Quantum Rolls Back CDP Project
Jettisons development effort that began with $8.5 million SANlight acquisition
April 2, 2005
While the ranks of companies embracing continuous data protection (CDP) technology swells, one of the early proponents of disk backup has put its CDP plans on ice for now.
Quantum Corp. (NYSE: DSS), which added disk backup to complement its tape libraries in 2002, killed a CDP project that 10 engineers were working on last month. The CDP team mostly comprised engineers from SANlight, the startup Quantum acquired for $8.5 million two years ago (see Quantum Buys Backup Bunch).
Analysts consider CDP the next evolutionary step in disk backup. CDP software continually records data changes and stores only the changes instead of the entire files or databases. CDP also allows recovery from any point in the past instead of only at fixed intervals.
CDP appears a good fit for Quantum, which joins other tape vendors, Advanced Digital Information Corp. (Nasdaq: ADIC), Overland Storage Inc. (Nasdaq: OVRL), and Storage Technology Corp. (StorageTek) (NYSE: STK), in shipping disk-based backup systems (see Quantum Digs Into Disk Backup, Quantum Ships Disk Backup, and Quantum Slips Disks Into Backup).

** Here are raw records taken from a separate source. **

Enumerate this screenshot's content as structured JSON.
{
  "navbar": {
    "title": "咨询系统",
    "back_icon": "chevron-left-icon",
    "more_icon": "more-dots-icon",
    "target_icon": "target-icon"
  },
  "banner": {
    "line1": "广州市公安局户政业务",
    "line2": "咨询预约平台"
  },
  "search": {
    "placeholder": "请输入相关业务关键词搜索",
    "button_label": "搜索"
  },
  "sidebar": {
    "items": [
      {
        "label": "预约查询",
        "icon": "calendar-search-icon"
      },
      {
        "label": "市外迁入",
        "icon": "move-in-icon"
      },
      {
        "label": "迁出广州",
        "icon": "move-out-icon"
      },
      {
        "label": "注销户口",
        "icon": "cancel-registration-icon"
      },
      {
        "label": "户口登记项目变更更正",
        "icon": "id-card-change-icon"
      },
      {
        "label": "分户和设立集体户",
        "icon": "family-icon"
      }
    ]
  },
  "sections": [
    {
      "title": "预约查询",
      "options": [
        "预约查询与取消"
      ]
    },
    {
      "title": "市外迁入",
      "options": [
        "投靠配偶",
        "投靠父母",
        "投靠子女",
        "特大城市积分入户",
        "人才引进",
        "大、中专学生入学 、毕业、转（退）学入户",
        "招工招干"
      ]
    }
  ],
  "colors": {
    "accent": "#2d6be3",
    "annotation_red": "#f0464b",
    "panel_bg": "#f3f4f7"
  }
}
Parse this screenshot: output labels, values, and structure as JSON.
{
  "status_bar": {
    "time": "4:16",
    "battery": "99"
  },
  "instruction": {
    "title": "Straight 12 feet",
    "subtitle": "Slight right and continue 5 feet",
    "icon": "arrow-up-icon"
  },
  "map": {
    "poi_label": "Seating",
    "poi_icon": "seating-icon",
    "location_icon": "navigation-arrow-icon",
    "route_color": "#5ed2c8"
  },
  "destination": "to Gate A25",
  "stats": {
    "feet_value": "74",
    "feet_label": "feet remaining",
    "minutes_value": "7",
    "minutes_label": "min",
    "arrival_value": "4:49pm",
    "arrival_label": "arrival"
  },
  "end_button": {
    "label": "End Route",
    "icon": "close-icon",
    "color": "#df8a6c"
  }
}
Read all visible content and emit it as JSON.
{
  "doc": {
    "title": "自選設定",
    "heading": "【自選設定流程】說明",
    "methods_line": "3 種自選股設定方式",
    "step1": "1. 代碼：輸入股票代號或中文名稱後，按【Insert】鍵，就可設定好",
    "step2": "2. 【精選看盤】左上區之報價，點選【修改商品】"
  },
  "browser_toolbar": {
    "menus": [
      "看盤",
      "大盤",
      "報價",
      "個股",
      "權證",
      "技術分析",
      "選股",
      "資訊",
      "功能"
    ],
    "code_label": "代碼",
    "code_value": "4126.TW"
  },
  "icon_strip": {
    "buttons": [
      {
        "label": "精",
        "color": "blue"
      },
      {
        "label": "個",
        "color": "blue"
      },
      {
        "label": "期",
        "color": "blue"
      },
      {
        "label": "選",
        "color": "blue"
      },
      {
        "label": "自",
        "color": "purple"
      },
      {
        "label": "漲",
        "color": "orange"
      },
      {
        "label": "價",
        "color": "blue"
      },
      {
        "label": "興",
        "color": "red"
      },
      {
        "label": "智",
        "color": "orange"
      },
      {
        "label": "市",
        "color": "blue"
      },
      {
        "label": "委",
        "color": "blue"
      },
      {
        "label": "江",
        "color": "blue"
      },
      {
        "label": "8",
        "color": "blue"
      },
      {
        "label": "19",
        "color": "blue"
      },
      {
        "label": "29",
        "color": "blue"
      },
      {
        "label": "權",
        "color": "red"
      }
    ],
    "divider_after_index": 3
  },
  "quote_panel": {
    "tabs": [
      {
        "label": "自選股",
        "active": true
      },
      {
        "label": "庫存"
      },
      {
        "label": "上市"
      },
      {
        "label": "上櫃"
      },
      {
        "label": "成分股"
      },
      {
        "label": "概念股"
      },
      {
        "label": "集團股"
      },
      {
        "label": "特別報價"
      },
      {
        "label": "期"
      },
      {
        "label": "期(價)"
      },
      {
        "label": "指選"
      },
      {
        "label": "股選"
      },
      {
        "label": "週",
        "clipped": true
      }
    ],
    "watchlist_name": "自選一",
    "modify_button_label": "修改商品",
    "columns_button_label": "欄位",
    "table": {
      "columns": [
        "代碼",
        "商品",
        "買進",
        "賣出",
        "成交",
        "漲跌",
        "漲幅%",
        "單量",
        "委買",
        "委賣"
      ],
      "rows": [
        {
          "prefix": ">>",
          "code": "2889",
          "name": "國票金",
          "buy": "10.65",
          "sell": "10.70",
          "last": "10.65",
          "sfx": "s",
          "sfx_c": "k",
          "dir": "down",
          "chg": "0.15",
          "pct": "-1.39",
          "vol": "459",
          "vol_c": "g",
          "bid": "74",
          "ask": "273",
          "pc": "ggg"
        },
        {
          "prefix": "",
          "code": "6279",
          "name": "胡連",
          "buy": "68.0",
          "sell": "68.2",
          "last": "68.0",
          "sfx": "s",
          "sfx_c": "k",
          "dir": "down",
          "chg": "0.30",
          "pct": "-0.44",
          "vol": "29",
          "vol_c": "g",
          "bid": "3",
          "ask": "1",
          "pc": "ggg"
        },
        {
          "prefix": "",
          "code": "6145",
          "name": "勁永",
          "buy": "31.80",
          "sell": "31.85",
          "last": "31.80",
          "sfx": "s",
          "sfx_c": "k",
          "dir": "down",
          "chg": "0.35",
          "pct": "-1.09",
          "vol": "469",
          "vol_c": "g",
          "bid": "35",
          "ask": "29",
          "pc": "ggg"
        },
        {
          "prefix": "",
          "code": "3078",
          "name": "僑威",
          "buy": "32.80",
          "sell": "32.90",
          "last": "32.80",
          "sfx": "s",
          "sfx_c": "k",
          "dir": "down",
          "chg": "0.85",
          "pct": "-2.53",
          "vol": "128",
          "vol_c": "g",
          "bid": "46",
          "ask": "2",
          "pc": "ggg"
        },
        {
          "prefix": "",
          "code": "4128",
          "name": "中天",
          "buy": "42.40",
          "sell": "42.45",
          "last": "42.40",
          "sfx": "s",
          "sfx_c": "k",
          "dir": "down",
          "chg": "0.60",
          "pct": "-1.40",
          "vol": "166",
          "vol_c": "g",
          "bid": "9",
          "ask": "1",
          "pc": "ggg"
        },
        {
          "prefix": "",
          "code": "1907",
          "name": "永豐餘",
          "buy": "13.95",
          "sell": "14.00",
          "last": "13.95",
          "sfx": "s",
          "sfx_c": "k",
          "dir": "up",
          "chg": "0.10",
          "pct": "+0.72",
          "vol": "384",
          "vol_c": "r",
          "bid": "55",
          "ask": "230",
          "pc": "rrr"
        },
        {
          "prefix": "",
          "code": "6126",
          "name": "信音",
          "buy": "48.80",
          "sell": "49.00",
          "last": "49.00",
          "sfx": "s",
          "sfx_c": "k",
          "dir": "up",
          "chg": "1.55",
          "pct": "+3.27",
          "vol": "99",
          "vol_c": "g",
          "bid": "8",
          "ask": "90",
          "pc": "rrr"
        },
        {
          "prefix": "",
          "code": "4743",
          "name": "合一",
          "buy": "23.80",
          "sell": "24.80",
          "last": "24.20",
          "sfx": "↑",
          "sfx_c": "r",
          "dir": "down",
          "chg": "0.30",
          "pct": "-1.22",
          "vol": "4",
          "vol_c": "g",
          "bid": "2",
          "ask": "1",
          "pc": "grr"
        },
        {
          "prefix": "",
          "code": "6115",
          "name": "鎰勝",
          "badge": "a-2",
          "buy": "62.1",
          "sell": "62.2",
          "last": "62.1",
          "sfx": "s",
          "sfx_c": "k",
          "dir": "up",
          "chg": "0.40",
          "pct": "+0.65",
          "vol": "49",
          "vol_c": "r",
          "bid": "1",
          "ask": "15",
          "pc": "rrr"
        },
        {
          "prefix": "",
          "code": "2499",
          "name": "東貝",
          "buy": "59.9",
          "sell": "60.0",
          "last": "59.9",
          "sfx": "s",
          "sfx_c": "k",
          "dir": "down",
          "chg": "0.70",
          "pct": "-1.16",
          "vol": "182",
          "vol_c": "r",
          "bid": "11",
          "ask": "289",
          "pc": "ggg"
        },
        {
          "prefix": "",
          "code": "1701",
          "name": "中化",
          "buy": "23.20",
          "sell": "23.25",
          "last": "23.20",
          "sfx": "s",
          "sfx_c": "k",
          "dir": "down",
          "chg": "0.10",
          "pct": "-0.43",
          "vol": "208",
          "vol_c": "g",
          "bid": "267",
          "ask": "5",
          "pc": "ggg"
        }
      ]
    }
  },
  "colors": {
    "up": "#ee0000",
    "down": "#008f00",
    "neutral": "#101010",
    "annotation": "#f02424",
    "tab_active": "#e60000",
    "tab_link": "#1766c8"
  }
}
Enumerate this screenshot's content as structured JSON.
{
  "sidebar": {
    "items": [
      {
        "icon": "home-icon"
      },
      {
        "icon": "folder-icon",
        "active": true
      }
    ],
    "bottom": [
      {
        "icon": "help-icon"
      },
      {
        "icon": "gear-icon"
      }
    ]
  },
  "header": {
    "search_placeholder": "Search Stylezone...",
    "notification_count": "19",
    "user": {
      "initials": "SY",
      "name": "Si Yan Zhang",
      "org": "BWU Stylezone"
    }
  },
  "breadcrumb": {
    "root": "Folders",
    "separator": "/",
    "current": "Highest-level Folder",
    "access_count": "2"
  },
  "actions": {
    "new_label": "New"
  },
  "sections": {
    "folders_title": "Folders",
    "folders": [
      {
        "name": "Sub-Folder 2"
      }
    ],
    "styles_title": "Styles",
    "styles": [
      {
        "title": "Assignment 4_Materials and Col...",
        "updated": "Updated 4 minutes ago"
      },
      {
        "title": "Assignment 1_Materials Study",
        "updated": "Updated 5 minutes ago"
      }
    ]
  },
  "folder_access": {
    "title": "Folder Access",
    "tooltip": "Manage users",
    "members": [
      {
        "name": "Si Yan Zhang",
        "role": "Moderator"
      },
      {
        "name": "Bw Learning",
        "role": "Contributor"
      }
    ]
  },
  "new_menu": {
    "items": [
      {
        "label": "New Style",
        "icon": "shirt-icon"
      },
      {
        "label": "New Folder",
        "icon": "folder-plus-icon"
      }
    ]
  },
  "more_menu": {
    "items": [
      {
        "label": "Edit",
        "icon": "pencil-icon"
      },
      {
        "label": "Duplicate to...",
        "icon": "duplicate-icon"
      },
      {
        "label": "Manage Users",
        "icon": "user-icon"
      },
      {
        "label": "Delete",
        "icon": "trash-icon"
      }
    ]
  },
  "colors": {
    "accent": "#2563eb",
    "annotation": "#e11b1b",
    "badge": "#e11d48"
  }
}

SANlight was mum on its technology before Quantum acquired it, saying only that it was developing backup software. One of its engineers who joined Quantum says the startup was already deep into a CDP project called Excalibur before the sale. The engineer says the project continued at Quantum under the direction of CTO Michael Del Rosso but remained unfinished when the team members got their pink slips.A Quantum spokesman confirmed 10 people on the team were laid off as a cost-cutting measure. He says the company still expects to develop a CDP product, although it has no timetable.
There was a small R&D effort around CDP, and we rolled that into our storage systems engineering group,” Quantum PR rep Sean Lamb says. “We’re still looking at delivering CDP.”
The clock is ticking. The technology is still new, but startups such as Alacritus Software Inc., Mendocino Software, TimeSpring Software Corp., Revivio Inc., and XOsoft
are shipping CDP products. Established storage software backup players EMC Corp. (NYSE: EMC) and Veritas Software Corp. (Nasdaq: VRTS) are working on CDP projects, and last month joined a Storage Networking Industry Association (SNIA) CDP special interest group (see CDP Gets SNIA'd).